The stadium has two covered stands along the touchlines of the pitch. The west stand is all-seated with a capacity of 1,100 spectators. The east stand is a 1,600-capacity covered standing terrace, commonly referred to as The Shed. An uncovered standing terrace also exists at the north end.

The stadium is approached from Spytty Road and has a large spectator car park.

===Temporary and demountable stands===
When Newport County played Blackpool in the 2001–02 FA Cup, a temporary all-seated stand was erected behind the goal at the north end in front of the terrace – at that time there was only the west stand and a very small north terrace. When Newport County played Swansea City in the 2006–07 FA Cup, a temporary stand was erected behind the goal at the south end.

In 2011 further all-seated uncovered demountable stands were erected behind each goal: A 949-seater stand at the south end and a 1,197-seater stand in front of the north terrace.

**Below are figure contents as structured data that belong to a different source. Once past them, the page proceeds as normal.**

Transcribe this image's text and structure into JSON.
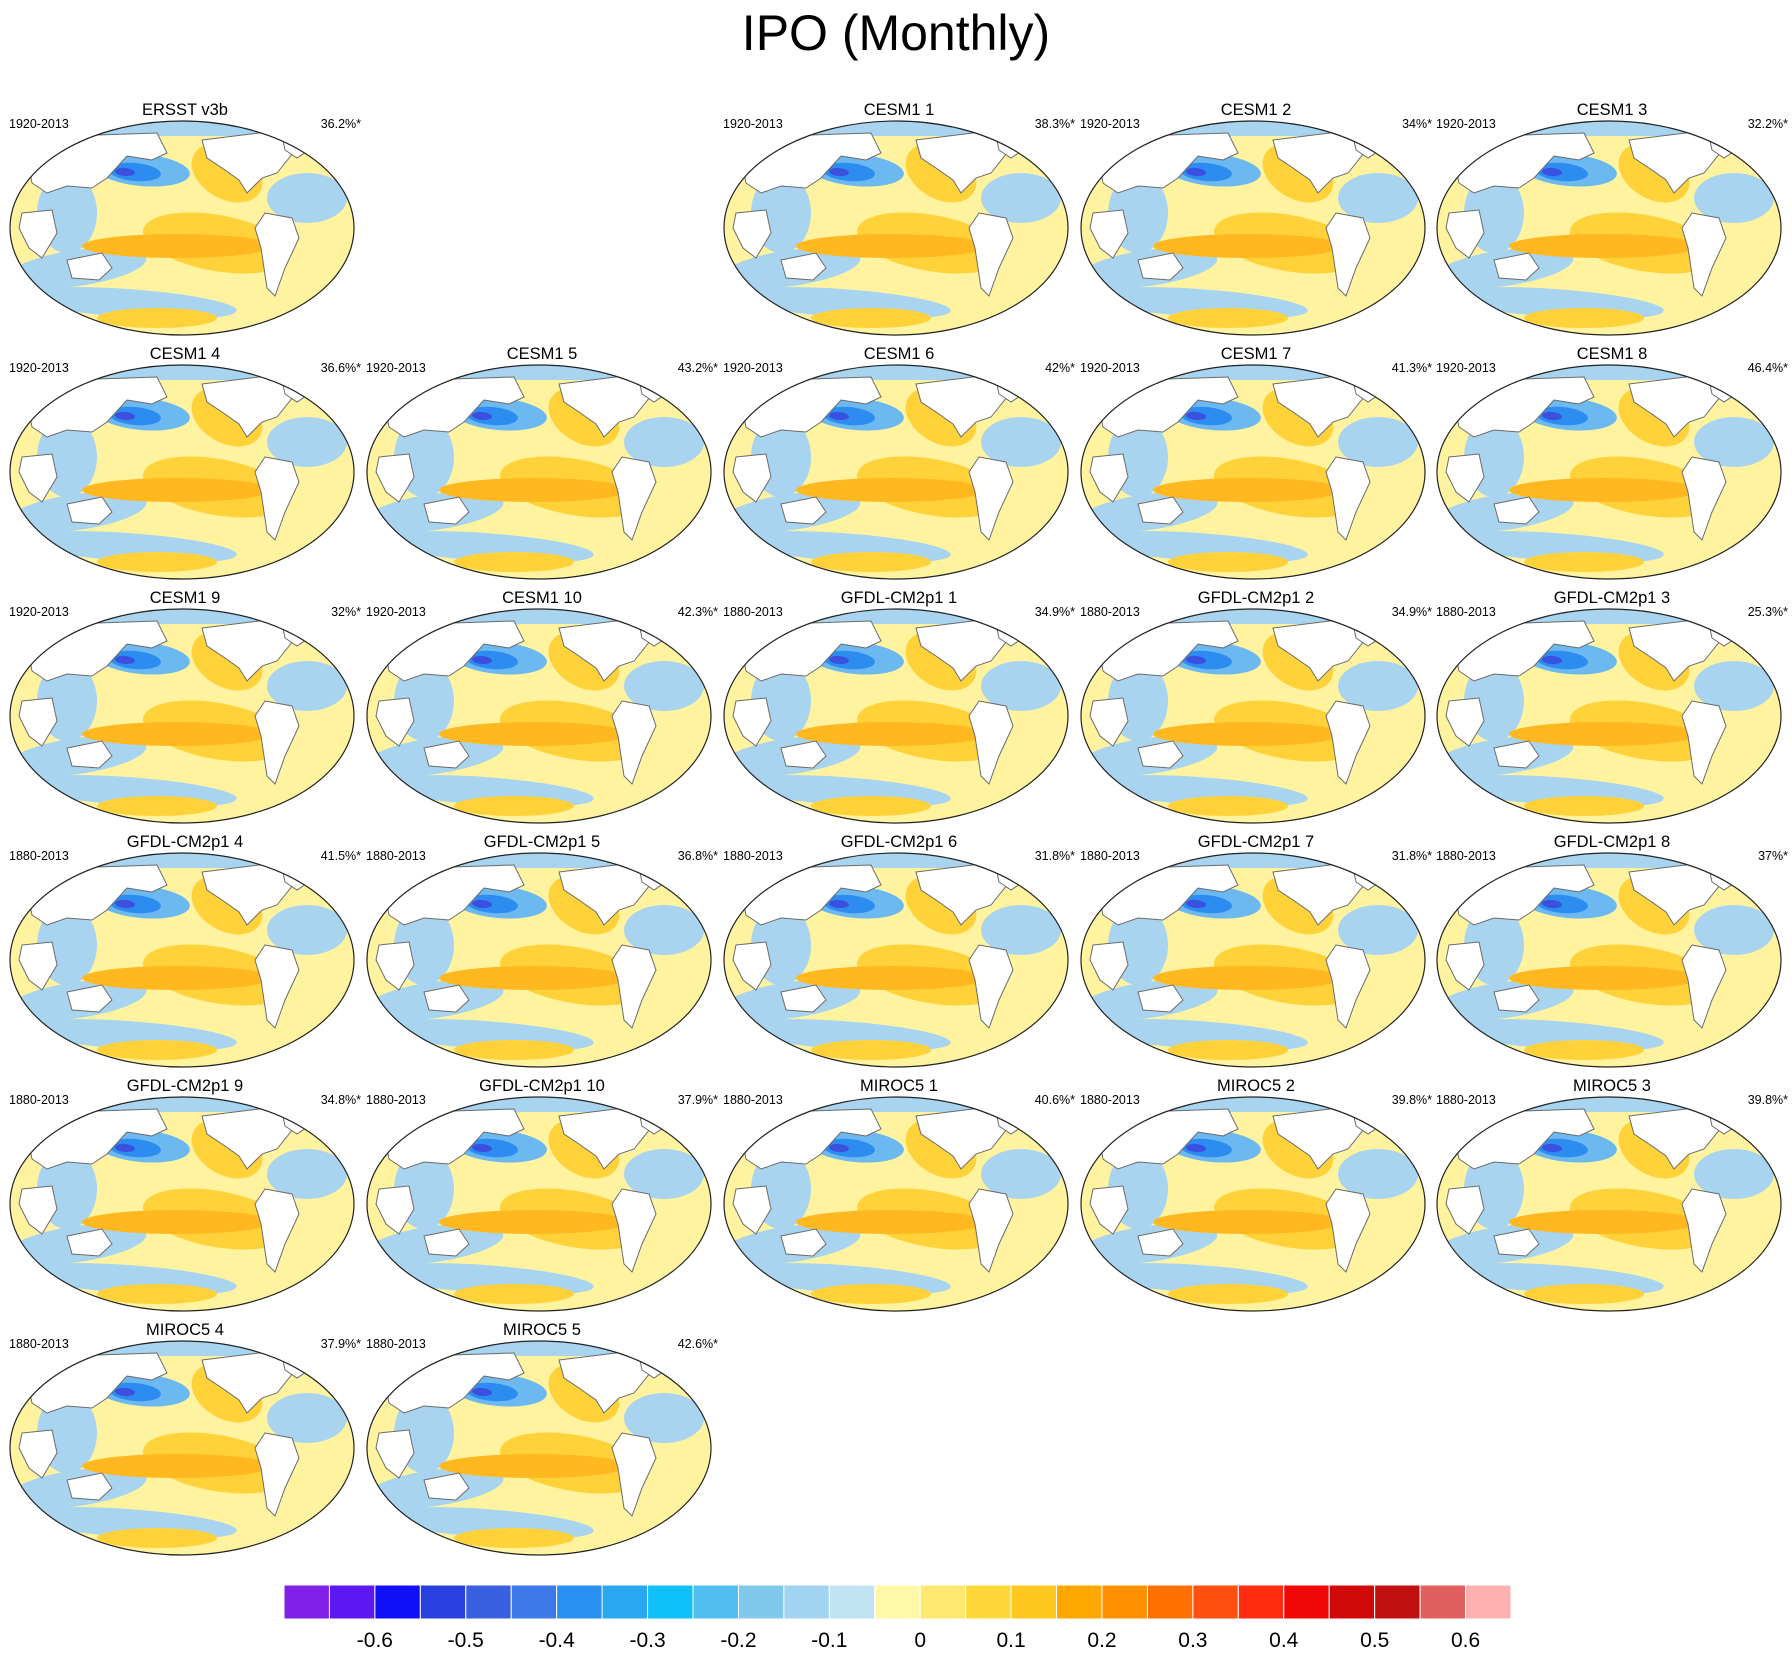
{
  "title": "IPO (Monthly)",
  "panels": [
    {
      "name": "ERSST v3b",
      "period": "1920-2013",
      "pct": "36.2%*"
    },
    {
      "name": "CESM1 1",
      "period": "1920-2013",
      "pct": "38.3%*"
    },
    {
      "name": "CESM1 2",
      "period": "1920-2013",
      "pct": "34%*"
    },
    {
      "name": "CESM1 3",
      "period": "1920-2013",
      "pct": "32.2%*"
    },
    {
      "name": "CESM1 4",
      "period": "1920-2013",
      "pct": "36.6%*"
    },
    {
      "name": "CESM1 5",
      "period": "1920-2013",
      "pct": "43.2%*"
    },
    {
      "name": "CESM1 6",
      "period": "1920-2013",
      "pct": "42%*"
    },
    {
      "name": "CESM1 7",
      "period": "1920-2013",
      "pct": "41.3%*"
    },
    {
      "name": "CESM1 8",
      "period": "1920-2013",
      "pct": "46.4%*"
    },
    {
      "name": "CESM1 9",
      "period": "1920-2013",
      "pct": "32%*"
    },
    {
      "name": "CESM1 10",
      "period": "1920-2013",
      "pct": "42.3%*"
    },
    {
      "name": "GFDL-CM2p1 1",
      "period": "1880-2013",
      "pct": "34.9%*"
    },
    {
      "name": "GFDL-CM2p1 2",
      "period": "1880-2013",
      "pct": "34.9%*"
    },
    {
      "name": "GFDL-CM2p1 3",
      "period": "1880-2013",
      "pct": "25.3%*"
    },
    {
      "name": "GFDL-CM2p1 4",
      "period": "1880-2013",
      "pct": "41.5%*"
    },
    {
      "name": "GFDL-CM2p1 5",
      "period": "1880-2013",
      "pct": "36.8%*"
    },
    {
      "name": "GFDL-CM2p1 6",
      "period": "1880-2013",
      "pct": "31.8%*"
    },
    {
      "name": "GFDL-CM2p1 7",
      "period": "1880-2013",
      "pct": "31.8%*"
    },
    {
      "name": "GFDL-CM2p1 8",
      "period": "1880-2013",
      "pct": "37%*"
    },
    {
      "name": "GFDL-CM2p1 9",
      "period": "1880-2013",
      "pct": "34.8%*"
    },
    {
      "name": "GFDL-CM2p1 10",
      "period": "1880-2013",
      "pct": "37.9%*"
    },
    {
      "name": "MIROC5 1",
      "period": "1880-2013",
      "pct": "40.6%*"
    },
    {
      "name": "MIROC5 2",
      "period": "1880-2013",
      "pct": "39.8%*"
    },
    {
      "name": "MIROC5 3",
      "period": "1880-2013",
      "pct": "39.8%*"
    },
    {
      "name": "MIROC5 4",
      "period": "1880-2013",
      "pct": "37.9%*"
    },
    {
      "name": "MIROC5 5",
      "period": "1880-2013",
      "pct": "42.6%*"
    }
  ],
  "colorbar": {
    "colors": [
      "#8020e8",
      "#5c18f0",
      "#1010f8",
      "#2840e0",
      "#3860e0",
      "#3c78e8",
      "#2890f0",
      "#28a8f0",
      "#10c0f8",
      "#50bef0",
      "#80c8ec",
      "#a0d4f0",
      "#c0e4f4",
      "#fff8a8",
      "#ffe870",
      "#ffd838",
      "#ffc820",
      "#ffa800",
      "#ff9000",
      "#ff7000",
      "#ff5010",
      "#ff2c10",
      "#f00808",
      "#d00808",
      "#c01010",
      "#e06060",
      "#ffb0b0"
    ],
    "tick_labels": [
      "-0.6",
      "-0.5",
      "-0.4",
      "-0.3",
      "-0.2",
      "-0.1",
      "0",
      "0.1",
      "0.2",
      "0.3",
      "0.4",
      "0.5",
      "0.6"
    ]
  }
}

This took the total capacity of the stadium to 5,058 with 3,246 seated.

==Football attendance records==
The record attendance at the ground without temporary stands is 4,300 (a capacity crowd at the time) for Newport County against Manchester United in the 2003–04 season. With the addition of a temporary stand, the record attendance stands at 4,616, set for a Newport County FA Cup match against Swansea City on 11 November 2006.